There are certain moments in the bar’s history that stand out to the old Oar crew. On St. Patrick’s Day, the Oar would open at 6 a.m. and the first people would get breakfast for free. Every so often, there would be a going-out-of-business sale, where all drinks sold for 25 cents. And in 1974, after a fire bomb nearly destroyed the building, employees and patrons alike banded together to rebuild the Oar in just six weeks.
“I’ve never found the loyalty of friendship from the group of people that I met in that restaurant,” Merryman said.
As the years progressed, employees and regulars moved on. Careers and marriages took people away from Southern California or at the very least the Oar House’s doors. Some kept in touch, while others disappeared all together.

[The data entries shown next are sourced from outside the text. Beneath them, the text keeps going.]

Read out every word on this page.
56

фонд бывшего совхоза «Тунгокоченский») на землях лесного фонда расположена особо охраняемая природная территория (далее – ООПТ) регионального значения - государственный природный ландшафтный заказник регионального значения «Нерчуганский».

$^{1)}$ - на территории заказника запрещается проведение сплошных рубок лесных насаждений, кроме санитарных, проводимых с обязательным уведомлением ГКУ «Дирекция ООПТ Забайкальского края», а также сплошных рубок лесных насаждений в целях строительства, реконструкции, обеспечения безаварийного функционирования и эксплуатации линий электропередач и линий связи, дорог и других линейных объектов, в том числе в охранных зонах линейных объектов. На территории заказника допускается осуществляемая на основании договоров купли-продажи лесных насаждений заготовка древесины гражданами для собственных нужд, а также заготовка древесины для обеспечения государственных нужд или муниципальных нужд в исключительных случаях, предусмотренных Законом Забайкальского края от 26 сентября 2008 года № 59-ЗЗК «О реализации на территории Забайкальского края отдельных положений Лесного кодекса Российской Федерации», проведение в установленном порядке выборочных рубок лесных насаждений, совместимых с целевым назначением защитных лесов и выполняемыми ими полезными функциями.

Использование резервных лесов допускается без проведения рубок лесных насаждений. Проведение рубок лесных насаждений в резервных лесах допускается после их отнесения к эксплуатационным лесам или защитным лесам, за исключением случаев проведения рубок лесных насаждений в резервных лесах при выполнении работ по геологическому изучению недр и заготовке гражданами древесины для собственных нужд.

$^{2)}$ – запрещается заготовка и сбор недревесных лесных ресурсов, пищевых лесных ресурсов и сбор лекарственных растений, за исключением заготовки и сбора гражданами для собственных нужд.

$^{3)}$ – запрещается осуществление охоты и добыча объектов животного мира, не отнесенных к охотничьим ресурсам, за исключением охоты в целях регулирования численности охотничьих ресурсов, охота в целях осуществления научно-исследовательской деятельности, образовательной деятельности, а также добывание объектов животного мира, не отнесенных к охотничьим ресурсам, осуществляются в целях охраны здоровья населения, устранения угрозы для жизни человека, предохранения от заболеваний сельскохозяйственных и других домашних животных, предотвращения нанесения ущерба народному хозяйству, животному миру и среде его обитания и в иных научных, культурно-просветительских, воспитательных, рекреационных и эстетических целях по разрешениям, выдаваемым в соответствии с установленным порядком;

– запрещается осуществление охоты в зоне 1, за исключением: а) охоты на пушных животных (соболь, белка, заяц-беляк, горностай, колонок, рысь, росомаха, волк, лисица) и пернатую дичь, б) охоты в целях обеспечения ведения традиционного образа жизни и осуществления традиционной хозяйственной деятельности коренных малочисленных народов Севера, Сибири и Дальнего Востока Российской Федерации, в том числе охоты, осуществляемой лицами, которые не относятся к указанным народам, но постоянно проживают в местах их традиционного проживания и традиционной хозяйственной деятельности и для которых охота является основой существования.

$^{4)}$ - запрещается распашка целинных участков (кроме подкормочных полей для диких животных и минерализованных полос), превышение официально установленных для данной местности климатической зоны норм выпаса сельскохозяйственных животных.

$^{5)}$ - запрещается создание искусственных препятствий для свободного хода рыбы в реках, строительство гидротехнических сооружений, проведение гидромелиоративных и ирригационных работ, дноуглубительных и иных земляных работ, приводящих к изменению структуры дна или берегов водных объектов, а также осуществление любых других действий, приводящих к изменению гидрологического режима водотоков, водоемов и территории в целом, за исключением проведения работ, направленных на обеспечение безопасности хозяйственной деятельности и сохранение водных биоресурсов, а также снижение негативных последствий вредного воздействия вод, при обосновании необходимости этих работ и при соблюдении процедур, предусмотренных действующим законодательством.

Two and half years ago, Merritt decided that he wouldn’t let the Oar’s history fade away altogether. He created a Web site, complete with a timeline, memory pages, blog and answers to the question of “where are they now?” Pretty soon, people began to reconnect, so much so that Steiner, Merritt and Flannery organized a reunion in Reno. With almost 30 former Oar House loyalists in attendance, the group had a blast and decided to return to the old spot.
When a few of them visited Santa Monica, Steiner learned from O’Brien’s manager Nicole Barnes that the Oar was all but forgotten.
“[People ask about the Oar] about once a week,” Barnes said. “They come in and want to see the room or just want to talk … . People that visited Santa Monica or lived here have very, very found memories of it.”
While Barnes hopes at some point to throw a big commemorative party, Saturday will be an opportunity for anyone who has ever heard of the Oar House to convene and learn about the legend. With drinks, food and photos to accompany what are sure to be vivid and entertaining stories, the spirit of the Oar House will return to Santa Monica.
“They should put up some kind of historical marker out front of the place and make it into a national shrine,” Wedemeyer said. “It really was unique in the world.”